Reminder to take spring results with grain of salt
History proves Grapefruit, Cactus League records not indicative of season success
SCOTTSDALE, Ariz. -- In the final days of the spring of 1989, with the Chicago Cubs having lost 23 of their 32 spring games, then third-base coach Chuck Cottier suggested he and manager Don Zimmer might get an early vacation with the way the team was shaping up.
To the contrary, Cottier and the rest of the Cubs' organization were busy right up through the National League Championship Series, the team winning the NL East in 1989 before being knocked off by the NL West champion San Francisco Giants.
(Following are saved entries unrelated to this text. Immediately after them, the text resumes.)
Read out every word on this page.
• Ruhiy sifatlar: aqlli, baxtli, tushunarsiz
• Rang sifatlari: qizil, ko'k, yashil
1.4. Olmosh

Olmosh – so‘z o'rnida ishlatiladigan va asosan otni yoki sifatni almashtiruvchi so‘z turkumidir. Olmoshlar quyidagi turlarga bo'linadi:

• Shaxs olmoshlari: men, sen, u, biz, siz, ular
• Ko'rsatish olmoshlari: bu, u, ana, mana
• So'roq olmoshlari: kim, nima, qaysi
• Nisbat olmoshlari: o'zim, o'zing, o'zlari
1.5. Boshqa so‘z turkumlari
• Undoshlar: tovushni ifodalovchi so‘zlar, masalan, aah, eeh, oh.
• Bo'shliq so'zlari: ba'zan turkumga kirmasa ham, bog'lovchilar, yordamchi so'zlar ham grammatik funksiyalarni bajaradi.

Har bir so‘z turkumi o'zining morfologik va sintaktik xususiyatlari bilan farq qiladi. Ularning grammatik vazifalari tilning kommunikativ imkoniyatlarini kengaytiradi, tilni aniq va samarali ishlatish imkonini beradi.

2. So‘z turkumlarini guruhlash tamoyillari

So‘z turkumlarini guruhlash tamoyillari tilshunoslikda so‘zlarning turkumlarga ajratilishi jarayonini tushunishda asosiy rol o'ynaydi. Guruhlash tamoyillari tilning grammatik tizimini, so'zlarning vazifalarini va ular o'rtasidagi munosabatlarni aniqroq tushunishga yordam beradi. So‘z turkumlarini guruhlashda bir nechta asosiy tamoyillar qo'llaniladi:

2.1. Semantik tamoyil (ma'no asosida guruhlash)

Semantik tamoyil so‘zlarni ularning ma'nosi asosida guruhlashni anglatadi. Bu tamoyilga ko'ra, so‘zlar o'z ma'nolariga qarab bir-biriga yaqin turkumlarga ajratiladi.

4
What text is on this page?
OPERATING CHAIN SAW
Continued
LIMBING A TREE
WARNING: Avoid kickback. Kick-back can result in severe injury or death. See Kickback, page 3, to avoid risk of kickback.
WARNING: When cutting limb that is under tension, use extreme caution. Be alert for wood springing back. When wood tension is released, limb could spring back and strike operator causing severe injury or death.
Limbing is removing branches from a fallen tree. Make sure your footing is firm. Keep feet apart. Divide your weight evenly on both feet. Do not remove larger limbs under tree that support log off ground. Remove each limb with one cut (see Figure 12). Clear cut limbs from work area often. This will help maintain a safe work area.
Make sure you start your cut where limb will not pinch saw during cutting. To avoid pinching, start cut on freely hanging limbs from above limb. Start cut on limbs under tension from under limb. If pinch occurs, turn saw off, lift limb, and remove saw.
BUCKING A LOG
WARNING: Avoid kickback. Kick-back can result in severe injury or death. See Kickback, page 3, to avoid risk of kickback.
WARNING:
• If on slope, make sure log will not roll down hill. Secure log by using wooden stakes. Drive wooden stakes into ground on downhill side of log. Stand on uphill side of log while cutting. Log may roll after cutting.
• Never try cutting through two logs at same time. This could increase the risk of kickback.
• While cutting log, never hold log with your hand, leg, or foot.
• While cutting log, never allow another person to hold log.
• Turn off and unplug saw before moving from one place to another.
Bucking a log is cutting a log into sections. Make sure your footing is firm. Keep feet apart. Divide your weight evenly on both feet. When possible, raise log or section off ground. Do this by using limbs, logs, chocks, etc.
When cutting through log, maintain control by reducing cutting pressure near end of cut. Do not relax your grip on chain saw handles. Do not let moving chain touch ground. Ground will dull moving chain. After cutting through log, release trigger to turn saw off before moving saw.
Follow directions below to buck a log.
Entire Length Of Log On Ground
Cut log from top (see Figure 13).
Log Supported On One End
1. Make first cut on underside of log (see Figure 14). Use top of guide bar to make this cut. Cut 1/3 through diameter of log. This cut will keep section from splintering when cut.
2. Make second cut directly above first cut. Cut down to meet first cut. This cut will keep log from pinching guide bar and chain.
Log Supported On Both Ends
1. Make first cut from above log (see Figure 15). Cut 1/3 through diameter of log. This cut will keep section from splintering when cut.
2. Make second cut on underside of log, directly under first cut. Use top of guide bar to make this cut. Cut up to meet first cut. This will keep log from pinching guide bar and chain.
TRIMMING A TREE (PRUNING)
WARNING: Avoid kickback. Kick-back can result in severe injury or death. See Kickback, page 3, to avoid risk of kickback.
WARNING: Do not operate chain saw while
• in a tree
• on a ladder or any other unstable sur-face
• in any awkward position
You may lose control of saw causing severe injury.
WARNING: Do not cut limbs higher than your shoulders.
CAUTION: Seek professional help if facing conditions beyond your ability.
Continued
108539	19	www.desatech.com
The moment is offered as a reminder to fans, media and club officials that with the start of the spring season next week, it's time to take a deep breath.
What happens in March stays in March.
The Kansas City Royals haven't been to the postseason since 1985, the longest October absence among the 30 big league teams.
The last five years, however, the Royals have a best-in-baseball 93-60 Spring Training record. Their 25-7 record a year ago is the second-best spring record in a full spring since 1984. Not that success in the spring guarantees failure during the season. The Tigers do have the second-best exhibition record the last five years (92-65). They also have won three consecutive AL Central titles, and they won the AL pennant in 2012.
Six of the last 11 World Series champions did not have a winning record during Spring Training.
St. Louis won the World Series in 2011, Tony La Russa's final year as the manager, but the Cardinals were only 14-16 during the Grapefruit League campaign, and the defending Red Sox were 17-17 last spring. Philadelphia was 12-18 in 2008, the Chicago White Sox 14-18 in 2005, and the Florida Marlins 15-16 in 2003.
San Francisco, meanwhile, won the 2010 World Series and was 23-12 in 2010, a year after the New York Yankees went 24-10 in the spring en route to a 2009 title. Boston was 17-11 in 2004, and 15-12 in '07. St. Louis was 15-14 in '06, and the Giants were 18-15 during the spring of 2012.
With Nelson Cruz agreeing to terms in Baltimore, the makeover of the Texas Rangers' roster continues from the 2011 World Series. Eight of the 24 players who appeared in that World Series for the Rangers remain with the organization, and only three of the 13 position players -- Elvis Andrus, Adrian Beltre and Mitch Moreland. The remaining pitchers are Neftali Feliz, Matt Harrison, Derek Holland, Colby Lewis and Alexi Ogando.
Cruz finally accepted a one-year, $8 million deal with the Orioles, well below the $14.1 million qualifying offer the Rangers made back in December to ensure they would get a Draft choice for Cruz if they didn't re-sign him. Cruz was one of 13 free agents given the tender offer. All 13 declined to re-sign with their former team.
Seem like a major roster overhaul?
Well, the Cardinals, who beat the Rangers in the 2011 World Series, have only eight of the 25 players who appeared in that Fall Classic on their current 40-man roster, and five of the eight are position players -- Allen Craig, Daniel Descalso, Matt Holliday, Jon Jay and Yadier Molina. The remaining pitchers are Jamie Garcia, Lance Lynn and Jason Motte.
Garcia is the only starting pitcher from 2011 on the roster. Chris Carpenter retired. Edwin Jackson opted for free agency after the 2011 season, and Kyle Lohse signed with Milwaukee as a free agent last year.
• With Baltimore signing Ubaldo Jimenez and Cruz in the past week, three of the 13 free agents who were made qualifying offers remain unsigned -- Stephen Drew, Kendrys Morales and Ervin Santana.
• Atlanta has lost three key professional scouts since the end of last season with the death of Jim Fregosi, retirement of Dick Balderson and resignation of Dom Chiti to accept a job as the bullpen coach of the Orioles.
• Rockies catching coach Rene Lachemann is in uniform as a player, coach or manager for the 51st consecutive season. Originally one of the Kansas City A's bonus babies signed by Charlie Finley, Lachemann played for the A's, where he was a teammate of Satchel Paige, and managed Seattle, Milwaukee and the expansion Florida Marlins.